Note: the ADEA does not include an accommodation provision requiring an employer to grant an older employee's request for an accommodation based on COVID-19 concerns. However, if an employer provides a similar accommodation to comparable workers, it should not treat an older worker differently. Further, according to the EEOC, the ADEA does not prohibit employers from providing flexibility to workers age 65 and older, even if it results in younger workers ages 40-64 being treated less favorably based on age. In addition, if an older worker has a medical condition they may be entitled to a reasonable accommodation for a disability under the ADA.
Pregnancy Discrimination.
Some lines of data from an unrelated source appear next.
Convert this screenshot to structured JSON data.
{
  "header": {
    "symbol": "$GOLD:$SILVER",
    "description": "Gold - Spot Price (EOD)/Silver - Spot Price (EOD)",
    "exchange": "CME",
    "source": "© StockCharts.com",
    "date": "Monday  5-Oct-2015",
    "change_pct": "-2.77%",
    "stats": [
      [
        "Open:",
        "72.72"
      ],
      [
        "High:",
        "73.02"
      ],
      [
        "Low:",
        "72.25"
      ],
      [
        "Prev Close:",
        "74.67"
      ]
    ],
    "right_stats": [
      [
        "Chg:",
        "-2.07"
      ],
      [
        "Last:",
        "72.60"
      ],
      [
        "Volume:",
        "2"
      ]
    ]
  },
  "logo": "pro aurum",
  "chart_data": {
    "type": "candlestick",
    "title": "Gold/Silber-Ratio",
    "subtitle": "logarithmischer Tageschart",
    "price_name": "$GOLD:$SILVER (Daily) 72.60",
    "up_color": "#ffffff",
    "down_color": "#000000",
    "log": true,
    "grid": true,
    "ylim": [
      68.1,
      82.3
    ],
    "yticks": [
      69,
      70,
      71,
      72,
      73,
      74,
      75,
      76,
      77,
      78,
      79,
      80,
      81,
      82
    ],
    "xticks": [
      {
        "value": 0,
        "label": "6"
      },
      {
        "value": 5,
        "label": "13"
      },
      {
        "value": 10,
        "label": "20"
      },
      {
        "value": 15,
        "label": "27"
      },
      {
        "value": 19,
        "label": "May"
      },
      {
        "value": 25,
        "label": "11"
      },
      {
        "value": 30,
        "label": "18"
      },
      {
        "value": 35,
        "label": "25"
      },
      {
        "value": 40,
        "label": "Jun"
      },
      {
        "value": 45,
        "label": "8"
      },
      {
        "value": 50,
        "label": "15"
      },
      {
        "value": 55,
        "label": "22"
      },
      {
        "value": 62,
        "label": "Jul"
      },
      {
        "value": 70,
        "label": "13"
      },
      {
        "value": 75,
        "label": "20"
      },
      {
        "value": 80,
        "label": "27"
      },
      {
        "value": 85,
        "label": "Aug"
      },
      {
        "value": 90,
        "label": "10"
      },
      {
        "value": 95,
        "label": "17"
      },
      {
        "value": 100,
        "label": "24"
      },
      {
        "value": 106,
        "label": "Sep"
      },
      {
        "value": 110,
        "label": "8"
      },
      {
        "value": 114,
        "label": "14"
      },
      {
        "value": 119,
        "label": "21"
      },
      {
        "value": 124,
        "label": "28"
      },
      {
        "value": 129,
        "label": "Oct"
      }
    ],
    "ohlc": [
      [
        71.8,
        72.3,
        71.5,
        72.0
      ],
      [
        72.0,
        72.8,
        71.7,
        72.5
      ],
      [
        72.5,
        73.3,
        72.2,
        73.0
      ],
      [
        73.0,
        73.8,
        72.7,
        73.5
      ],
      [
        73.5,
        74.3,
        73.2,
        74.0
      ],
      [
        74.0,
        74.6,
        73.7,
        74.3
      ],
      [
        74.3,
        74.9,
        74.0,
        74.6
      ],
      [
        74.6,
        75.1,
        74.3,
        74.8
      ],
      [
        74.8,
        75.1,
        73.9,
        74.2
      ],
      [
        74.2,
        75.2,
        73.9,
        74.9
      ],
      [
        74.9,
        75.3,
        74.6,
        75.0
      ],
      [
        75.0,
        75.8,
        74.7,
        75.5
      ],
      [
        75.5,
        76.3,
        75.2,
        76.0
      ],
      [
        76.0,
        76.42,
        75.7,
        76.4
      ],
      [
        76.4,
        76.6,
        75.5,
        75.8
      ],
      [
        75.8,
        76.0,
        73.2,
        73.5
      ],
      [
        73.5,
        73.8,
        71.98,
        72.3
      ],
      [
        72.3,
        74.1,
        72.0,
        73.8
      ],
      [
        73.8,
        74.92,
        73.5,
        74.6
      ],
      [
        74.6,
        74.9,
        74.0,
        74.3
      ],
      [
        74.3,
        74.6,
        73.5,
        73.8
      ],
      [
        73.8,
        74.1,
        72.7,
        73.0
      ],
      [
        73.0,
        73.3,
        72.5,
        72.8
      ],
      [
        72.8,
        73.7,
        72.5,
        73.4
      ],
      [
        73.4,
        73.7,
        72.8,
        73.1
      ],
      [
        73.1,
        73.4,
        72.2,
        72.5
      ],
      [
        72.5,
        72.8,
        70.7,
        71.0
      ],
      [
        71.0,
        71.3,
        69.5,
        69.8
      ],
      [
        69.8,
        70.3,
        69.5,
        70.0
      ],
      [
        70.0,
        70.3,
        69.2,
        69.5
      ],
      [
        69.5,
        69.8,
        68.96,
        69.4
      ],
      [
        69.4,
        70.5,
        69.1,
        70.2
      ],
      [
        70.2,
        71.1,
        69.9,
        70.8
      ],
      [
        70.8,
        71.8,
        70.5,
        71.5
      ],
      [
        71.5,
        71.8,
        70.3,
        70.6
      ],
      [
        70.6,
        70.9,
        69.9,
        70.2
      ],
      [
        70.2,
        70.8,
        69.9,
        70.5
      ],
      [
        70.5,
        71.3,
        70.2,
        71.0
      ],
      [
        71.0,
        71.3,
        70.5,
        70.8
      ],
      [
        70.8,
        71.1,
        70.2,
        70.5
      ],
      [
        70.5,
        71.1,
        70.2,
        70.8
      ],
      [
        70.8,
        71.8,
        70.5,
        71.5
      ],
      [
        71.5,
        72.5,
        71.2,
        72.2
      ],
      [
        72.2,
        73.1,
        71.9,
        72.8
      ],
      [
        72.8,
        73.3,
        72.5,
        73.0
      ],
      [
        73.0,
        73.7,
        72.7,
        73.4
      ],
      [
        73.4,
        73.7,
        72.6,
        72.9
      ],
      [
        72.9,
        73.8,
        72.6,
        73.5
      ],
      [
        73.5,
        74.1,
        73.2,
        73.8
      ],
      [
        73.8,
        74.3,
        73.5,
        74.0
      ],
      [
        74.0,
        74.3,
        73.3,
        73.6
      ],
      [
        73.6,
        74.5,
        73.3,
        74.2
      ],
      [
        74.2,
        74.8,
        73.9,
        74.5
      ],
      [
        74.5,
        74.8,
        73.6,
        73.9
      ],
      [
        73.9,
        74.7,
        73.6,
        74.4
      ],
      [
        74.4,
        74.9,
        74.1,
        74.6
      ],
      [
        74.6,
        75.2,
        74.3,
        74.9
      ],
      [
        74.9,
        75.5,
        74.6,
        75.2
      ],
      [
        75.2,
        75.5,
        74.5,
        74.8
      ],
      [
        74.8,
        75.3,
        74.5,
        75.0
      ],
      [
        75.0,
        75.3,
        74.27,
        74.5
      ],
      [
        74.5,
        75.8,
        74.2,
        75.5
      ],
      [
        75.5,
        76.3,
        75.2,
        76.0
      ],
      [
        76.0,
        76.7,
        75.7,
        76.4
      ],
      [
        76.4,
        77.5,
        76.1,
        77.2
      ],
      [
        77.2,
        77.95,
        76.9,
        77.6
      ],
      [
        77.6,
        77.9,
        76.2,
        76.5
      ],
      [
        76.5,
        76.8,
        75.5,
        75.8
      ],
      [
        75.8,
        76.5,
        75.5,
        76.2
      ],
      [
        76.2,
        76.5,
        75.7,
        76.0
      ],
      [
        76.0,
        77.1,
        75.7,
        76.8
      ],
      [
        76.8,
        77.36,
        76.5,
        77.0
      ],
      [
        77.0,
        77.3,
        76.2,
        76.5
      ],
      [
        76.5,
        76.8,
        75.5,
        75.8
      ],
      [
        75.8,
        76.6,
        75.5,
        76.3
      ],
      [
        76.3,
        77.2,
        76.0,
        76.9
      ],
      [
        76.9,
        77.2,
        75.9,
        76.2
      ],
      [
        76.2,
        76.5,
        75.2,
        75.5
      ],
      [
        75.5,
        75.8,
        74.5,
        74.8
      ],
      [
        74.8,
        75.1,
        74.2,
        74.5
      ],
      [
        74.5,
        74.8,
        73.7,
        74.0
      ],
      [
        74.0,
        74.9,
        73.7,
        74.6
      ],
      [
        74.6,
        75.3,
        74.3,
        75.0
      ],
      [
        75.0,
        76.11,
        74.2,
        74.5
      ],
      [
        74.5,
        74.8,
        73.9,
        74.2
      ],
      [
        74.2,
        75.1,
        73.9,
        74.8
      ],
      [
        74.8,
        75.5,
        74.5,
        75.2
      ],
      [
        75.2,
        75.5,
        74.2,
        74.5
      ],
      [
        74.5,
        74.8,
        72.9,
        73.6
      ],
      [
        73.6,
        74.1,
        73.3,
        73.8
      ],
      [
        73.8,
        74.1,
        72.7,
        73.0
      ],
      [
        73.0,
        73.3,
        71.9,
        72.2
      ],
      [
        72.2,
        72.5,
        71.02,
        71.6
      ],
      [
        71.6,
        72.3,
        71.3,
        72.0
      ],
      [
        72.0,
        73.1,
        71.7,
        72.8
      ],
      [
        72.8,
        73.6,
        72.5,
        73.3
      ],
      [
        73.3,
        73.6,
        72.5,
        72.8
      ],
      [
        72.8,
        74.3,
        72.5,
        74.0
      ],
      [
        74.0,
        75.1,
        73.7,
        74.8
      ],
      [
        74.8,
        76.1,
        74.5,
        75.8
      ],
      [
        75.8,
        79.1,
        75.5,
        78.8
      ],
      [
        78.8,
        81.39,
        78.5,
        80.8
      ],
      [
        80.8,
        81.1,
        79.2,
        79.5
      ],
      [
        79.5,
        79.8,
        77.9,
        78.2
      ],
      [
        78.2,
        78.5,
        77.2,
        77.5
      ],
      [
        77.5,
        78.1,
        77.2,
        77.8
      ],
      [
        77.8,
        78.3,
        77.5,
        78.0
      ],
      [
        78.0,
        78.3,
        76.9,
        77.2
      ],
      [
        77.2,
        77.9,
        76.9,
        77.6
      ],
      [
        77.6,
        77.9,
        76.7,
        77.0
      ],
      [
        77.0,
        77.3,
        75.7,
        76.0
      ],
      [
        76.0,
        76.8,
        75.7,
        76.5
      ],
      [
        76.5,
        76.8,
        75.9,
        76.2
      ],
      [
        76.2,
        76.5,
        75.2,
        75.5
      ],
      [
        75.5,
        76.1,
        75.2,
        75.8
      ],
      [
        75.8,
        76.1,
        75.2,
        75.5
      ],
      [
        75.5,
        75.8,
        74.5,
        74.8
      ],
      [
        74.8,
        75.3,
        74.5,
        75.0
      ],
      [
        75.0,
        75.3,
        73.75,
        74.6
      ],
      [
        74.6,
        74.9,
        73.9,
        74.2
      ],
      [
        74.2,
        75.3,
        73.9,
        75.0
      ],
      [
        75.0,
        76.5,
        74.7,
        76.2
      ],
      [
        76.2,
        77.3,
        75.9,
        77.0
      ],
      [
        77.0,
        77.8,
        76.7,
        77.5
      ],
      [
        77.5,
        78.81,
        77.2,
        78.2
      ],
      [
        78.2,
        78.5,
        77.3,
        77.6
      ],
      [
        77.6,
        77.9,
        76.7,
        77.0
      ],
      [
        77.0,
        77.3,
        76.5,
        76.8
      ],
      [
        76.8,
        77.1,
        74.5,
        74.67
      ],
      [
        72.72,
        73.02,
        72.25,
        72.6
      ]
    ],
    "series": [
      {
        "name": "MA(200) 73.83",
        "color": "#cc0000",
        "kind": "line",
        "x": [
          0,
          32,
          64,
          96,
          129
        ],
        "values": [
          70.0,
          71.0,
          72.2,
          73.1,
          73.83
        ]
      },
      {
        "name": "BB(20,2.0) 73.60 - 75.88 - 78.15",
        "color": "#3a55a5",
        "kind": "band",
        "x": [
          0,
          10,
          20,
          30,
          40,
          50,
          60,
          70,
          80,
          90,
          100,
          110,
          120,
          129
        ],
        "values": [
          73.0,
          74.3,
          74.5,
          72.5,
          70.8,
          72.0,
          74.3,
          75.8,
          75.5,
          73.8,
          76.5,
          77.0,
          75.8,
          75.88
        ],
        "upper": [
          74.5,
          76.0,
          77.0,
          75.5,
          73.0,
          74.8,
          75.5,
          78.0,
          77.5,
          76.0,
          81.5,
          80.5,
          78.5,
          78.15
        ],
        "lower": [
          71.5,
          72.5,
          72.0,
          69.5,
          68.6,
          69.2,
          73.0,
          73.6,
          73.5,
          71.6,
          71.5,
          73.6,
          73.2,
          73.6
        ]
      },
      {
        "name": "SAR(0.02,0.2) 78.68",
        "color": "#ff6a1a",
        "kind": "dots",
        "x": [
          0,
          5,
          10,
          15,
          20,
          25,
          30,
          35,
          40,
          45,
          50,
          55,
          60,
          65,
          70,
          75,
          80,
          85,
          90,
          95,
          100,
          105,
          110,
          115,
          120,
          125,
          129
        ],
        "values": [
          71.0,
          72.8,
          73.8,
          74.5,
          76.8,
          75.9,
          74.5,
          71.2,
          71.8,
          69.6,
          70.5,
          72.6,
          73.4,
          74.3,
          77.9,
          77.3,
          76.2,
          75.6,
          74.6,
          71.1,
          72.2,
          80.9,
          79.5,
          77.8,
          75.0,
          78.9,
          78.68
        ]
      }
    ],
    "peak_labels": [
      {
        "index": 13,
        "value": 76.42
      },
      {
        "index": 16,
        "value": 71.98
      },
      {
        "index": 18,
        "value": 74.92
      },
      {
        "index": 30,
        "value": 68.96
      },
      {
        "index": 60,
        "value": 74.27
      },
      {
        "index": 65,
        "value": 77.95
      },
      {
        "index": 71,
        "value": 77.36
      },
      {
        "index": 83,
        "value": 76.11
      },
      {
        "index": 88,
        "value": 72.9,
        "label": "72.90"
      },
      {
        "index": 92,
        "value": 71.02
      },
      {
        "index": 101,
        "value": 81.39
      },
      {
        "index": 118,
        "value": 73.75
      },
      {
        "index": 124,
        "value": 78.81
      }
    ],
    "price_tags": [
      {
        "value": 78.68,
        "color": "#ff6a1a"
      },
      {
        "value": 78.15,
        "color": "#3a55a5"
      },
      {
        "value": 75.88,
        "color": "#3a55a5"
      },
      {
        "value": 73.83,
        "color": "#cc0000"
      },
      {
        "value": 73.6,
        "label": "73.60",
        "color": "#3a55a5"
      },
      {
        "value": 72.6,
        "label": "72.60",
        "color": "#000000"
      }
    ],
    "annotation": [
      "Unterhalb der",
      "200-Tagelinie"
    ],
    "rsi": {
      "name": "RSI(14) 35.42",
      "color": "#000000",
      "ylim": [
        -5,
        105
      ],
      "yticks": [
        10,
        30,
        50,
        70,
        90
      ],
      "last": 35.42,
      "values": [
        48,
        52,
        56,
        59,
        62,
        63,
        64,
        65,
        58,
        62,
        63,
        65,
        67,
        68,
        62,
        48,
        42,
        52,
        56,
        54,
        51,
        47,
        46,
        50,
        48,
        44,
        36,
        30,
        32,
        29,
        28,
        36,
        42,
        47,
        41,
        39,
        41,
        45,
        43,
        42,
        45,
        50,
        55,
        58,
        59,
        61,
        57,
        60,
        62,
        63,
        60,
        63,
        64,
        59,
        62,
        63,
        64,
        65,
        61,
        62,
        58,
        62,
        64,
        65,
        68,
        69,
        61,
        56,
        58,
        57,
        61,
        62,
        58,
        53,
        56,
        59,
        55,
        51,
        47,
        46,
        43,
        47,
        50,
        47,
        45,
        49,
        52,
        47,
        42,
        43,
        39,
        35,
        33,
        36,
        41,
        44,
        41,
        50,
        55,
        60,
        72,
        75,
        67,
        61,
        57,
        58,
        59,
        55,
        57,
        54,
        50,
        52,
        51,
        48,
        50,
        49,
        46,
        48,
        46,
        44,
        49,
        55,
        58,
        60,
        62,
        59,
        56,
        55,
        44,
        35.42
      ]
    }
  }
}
Do not take any negative employment actions against a pregnant employee (i.e., layoff or furlough) if the decision is solely based on the individual being at a higher risk of severe illness if they contract COVID-19. Actions based solely on an employee's pregnancy constitute sex and pregnancy discrimination under Title VII, as amended by the Pregnancy Discrimination Act.
With respect to accommodations, a normal healthy pregnancy alone does not trigger ADA accommodation rights. However, a pregnancy-related medical condition may nonetheless qualify as a disability for purposes of the ADA, which may give rise to the need for reasonable accommodations. Further, Title VII, as amended by the Pregnancy Discrimination Act, requires that an employer treat a pregnant worker the same as other persons not so affected, but who are similar in their ability or inability to work for all employment-related purposes. According to the EEOC, this means that a pregnant employee may be entitled to job modifications, including telework, changes to work schedules or assignments, and leave to the extent provided for other employees who are similar in their ability or inability to work. In addition, state or local laws may provide enhanced protections for pregnant workers.